Lancaster University, UK
WS211: Language in Conflict
Despite some early brief attempts, it is only in recent years that there has been a concerted effort to explore conflictual interactions containing what might be labelled “impoliteness” or “rudeness” (Culpeper 2005; Bousfield and Locher 2008). Much of this recent work focusses on how to get impoliteness off the theoretical starting-block, draws up programmatic statements and undertakes case studies of specific local contexts (though see Bousfield 2008, for something more comprehensive).
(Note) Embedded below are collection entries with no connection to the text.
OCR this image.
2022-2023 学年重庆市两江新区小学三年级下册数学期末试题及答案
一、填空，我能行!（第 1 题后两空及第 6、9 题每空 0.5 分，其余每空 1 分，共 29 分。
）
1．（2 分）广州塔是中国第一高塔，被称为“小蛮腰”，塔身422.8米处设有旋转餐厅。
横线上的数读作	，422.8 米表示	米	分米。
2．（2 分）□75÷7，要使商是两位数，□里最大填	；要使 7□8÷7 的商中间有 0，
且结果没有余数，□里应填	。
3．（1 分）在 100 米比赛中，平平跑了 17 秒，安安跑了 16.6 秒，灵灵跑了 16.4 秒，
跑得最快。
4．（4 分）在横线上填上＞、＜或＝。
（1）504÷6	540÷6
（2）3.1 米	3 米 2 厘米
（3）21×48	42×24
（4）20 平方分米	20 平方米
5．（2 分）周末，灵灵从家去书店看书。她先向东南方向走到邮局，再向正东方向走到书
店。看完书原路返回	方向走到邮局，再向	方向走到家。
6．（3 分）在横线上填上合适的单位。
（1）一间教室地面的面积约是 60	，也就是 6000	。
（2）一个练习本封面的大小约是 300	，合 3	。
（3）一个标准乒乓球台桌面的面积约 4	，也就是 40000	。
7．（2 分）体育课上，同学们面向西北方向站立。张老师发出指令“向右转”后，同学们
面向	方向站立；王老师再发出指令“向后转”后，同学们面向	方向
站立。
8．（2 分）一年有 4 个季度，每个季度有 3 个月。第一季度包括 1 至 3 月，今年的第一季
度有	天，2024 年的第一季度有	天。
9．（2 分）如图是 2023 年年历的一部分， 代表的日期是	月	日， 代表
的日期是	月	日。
This contrasts with the classic, and most cited work on politeness, namely, Brown and Levinson (1987), which contains a comprehensive description of “pragmatic strategies” and “linguistic output strategies” for achieving politeness. The main objective of this paper is to assess what kind of description of linguistic impoliteness might be possible, show how it can be operationalised, and begin to put it into action. I will draw in particular on Terkourafi’s (e.g. 2001) work, as well as work in corpus linguistics (e.g. Hoey 2005). Apart from discussing the notion of conventionality, I will also touch on creativity.
Bousfield, D. (2008) Impoliteness in Interaction. Pragmatics and Beyond New Series. Vol 167. Amsterdam: John Benjamins.
Bousfield, D. and Locher, M. (2008) Impoliteness in Language. Berlin: Mouton de Gruyter.
Culpeper, (2005) Impoliteness and entertainment in the television quiz show: The Weakest Link’ Journal of Politeness Research 1: 35-72.
Hoey, M. (2005) Lexical Priming: A new theory of words and language. London and New York: Routledge.
Terkourafi, M. (2001) Politeness in Cypriot Greek: A frame-based Approach. Unpublished PhD, University of Cambridge, Cambridge.